"...Donnan had come to know the Kandemirians..." (p. 72)
"[Donnan] saw how the forty men grew taut." (ibid.)
"Donnan could only hope..." (p. 75)
"Donnan heard their rifles fall." (p. 76)
"...Donnan wasn't sure..." (ibid.)
"'A good man,' thought Donnan remotely..." (p. 78)
"[Yule] wasn't sure if Goldberg could hear..." (p. 79)
This is a rare example of a point of view shifting during the course of a passage written by Poul Anderson.
In general, if an author has a good reason to contravene the convention of a single narrative point of view within any single narrative passage, then this reason should be made clear to the reader. Instead, in Dune, Frank Herbert writes as if he is unaware of the convention!
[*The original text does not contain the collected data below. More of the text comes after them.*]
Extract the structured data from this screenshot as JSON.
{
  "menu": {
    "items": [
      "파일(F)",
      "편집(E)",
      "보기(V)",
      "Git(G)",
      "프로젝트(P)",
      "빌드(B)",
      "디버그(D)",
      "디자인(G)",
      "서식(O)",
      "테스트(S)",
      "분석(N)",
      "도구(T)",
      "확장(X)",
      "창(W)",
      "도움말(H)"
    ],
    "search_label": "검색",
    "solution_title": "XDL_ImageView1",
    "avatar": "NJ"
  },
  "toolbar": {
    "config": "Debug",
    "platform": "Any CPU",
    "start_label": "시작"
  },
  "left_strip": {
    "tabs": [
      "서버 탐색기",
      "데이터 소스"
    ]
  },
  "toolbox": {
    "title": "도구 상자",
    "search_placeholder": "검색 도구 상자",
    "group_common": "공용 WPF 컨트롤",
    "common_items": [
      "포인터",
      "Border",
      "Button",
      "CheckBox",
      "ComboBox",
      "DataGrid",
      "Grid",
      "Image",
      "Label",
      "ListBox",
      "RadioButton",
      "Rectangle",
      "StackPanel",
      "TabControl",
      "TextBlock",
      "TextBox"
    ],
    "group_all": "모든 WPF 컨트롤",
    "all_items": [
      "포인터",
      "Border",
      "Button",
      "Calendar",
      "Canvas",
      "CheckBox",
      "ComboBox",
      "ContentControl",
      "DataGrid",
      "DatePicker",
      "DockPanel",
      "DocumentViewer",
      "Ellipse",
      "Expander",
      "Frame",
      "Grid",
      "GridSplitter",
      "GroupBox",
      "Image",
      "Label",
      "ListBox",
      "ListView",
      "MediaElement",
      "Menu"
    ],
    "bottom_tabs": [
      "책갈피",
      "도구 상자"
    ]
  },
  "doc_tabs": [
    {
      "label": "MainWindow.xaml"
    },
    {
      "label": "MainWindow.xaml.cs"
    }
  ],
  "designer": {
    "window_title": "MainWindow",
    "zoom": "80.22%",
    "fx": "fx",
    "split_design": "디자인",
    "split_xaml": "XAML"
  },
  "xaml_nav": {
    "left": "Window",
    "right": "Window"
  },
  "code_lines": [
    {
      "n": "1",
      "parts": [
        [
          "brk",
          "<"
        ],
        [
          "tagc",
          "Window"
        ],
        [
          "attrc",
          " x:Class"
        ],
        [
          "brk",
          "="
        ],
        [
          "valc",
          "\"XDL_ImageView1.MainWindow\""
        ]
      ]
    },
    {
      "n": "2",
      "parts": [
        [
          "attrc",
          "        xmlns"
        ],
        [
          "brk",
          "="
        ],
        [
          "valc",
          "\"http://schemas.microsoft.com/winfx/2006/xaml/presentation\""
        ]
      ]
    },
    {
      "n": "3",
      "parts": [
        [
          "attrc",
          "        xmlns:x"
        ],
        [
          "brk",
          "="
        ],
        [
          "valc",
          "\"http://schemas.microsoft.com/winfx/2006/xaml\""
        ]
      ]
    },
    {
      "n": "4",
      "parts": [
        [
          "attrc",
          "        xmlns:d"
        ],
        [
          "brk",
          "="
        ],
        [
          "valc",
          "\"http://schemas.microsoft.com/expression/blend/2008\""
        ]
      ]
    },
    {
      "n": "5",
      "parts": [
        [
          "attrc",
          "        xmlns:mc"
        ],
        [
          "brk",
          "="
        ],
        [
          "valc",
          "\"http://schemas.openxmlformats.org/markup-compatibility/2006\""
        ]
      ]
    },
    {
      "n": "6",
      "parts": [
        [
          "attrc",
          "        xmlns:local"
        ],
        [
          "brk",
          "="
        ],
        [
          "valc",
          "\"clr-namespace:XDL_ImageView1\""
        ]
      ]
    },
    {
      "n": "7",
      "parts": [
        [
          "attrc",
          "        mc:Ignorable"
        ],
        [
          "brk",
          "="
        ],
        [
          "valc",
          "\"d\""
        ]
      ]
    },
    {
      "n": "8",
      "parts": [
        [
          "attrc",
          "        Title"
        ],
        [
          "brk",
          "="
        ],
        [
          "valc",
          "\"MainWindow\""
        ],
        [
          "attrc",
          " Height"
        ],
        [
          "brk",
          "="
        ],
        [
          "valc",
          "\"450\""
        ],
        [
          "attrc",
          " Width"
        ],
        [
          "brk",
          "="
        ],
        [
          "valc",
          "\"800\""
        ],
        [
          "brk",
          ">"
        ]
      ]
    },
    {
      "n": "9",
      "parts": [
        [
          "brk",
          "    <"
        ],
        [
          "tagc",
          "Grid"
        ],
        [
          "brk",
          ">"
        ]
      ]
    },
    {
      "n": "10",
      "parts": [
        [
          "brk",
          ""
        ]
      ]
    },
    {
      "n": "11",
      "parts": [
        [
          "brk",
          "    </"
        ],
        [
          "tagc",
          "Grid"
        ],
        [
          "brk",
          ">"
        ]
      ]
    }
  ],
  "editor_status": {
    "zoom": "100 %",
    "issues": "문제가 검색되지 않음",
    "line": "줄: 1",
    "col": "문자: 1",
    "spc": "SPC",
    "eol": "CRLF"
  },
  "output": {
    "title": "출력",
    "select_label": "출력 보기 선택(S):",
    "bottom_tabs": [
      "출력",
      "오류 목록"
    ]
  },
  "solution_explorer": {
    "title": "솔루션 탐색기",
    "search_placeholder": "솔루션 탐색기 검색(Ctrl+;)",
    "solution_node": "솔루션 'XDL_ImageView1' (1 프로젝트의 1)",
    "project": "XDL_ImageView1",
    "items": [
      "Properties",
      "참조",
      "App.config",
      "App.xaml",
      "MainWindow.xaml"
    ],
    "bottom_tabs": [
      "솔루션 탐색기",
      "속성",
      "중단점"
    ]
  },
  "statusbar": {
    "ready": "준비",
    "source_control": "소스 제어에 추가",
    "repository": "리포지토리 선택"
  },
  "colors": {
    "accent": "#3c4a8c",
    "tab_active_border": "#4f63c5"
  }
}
Each character knows what he himself is thinking and feeling while interacting with other characters but who can know, and tell us, of disjointed snatches of thought first in one character, then in another? We suppose that the omniscient narrator, being omniscient, can know what every character is thinking but the omniscient narrator should be kept so far in the background that we do not notice that he is there. Instead, we are being made to wonder about his role. I cannot help thinking that this is a major flaw in the text of Dune.
1 comment:
Kaor, Paul!
Here you are raising points I never even thought of, the previous times I read DUNE. Points which deserve to be kept in mind.